In 2015-2016 she served as consultant with Penobscot Nation writers and language carriers who created the script of Transformer Tales for production by the Dramatic Academy of Penobscot Theatre in 2016; in 2024 she was dramaturg for the script’s full production as My Story Is Gluskabe in PTC’s 50th season. As an actor/director she has worked with Penobscot Theatre Company, Maine Shakespeare Festival, Northern Lights Theatre, Ten Bucks Theatre, Orono High School, Gilbert and Sullivan Society of Maine, The Penobscot (Nation) Players, Seven Eagles Productions, Threadbare Theatre Workshop, and was a founding member of Orono Community Theatre. During the pandemic, she directed Wabanaki REACH volunteers and citizens of Wabanaki nations in an entirely Zoom-based film production of Indian Radio Days.

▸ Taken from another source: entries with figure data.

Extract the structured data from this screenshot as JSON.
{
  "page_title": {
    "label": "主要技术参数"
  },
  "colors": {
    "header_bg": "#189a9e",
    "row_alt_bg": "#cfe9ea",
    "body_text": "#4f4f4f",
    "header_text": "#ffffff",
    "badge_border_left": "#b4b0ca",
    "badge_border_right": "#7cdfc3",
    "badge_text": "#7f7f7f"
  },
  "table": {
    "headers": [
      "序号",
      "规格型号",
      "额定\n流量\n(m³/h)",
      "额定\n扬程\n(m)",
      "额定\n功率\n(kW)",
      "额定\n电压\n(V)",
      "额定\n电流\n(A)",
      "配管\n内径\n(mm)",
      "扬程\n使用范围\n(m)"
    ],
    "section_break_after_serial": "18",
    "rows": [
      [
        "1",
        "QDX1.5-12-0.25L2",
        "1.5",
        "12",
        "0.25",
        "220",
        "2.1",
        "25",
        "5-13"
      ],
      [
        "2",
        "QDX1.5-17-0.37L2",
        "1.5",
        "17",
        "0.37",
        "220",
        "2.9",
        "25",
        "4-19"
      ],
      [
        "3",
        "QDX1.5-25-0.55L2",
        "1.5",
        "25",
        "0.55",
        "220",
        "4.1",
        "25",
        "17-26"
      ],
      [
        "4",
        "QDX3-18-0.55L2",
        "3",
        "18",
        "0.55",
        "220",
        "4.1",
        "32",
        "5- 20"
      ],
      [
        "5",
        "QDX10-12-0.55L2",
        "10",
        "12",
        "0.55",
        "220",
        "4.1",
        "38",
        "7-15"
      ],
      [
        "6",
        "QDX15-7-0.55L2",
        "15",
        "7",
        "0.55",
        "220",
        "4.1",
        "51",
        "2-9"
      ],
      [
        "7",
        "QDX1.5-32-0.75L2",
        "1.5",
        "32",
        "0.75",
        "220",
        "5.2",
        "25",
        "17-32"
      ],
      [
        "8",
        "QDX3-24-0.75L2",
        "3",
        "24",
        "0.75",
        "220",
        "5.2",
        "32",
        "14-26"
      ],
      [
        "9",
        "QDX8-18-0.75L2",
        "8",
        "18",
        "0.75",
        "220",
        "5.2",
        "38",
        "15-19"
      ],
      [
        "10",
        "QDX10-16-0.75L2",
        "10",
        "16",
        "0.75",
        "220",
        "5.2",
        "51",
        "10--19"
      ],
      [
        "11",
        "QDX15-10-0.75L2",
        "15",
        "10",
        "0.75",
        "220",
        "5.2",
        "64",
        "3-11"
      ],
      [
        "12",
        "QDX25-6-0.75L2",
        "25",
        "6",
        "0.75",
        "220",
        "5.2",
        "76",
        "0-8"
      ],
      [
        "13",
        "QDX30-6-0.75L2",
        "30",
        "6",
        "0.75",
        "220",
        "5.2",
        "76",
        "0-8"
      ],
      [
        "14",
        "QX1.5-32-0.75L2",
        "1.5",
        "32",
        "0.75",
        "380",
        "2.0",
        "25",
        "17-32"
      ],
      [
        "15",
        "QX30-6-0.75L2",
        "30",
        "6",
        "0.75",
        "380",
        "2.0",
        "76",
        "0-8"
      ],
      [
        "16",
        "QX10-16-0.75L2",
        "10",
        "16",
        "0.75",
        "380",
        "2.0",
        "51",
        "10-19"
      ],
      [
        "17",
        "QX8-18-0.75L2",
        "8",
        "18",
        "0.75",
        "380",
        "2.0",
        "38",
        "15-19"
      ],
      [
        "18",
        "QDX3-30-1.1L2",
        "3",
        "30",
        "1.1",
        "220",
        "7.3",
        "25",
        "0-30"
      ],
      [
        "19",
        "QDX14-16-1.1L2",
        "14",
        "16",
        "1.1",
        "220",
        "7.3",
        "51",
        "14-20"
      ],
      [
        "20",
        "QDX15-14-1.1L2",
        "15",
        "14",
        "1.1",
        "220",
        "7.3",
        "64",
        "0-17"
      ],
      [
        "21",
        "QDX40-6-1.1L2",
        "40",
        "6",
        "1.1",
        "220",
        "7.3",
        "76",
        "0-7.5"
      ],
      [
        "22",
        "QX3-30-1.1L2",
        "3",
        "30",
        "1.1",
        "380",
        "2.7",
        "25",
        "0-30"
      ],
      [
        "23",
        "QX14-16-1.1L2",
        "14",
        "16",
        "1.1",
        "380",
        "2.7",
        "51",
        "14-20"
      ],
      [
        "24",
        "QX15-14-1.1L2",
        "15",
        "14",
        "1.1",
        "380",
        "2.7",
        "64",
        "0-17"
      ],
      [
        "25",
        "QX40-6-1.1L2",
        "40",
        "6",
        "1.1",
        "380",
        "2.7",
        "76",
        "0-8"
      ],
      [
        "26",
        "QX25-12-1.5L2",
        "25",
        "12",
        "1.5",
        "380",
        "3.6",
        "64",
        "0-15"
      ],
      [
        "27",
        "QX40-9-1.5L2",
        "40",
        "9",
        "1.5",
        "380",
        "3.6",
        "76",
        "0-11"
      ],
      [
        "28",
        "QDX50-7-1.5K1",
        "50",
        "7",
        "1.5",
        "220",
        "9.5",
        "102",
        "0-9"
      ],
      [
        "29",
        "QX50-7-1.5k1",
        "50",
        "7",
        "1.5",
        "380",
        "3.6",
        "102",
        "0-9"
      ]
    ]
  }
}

In September 2023 she portrayed State Rep. Bonnie Post in Where the River Widens, a play about the Maine Indian Land Claims, devised by members of Wabanaki REACH and Threadbare Theatre and performed at Indian Island on the banks of the Penobscot River. A co-author of “Still They Remember Me,” a bilingual book of traditional Penobscot stories (University of Massachusetts Press 2021), she is presently at work on publishing volume 2 of Penobscot stories and creating a digital Wabanaki Resources Portal. She currently serves on the board of Penobscot Theatre Company.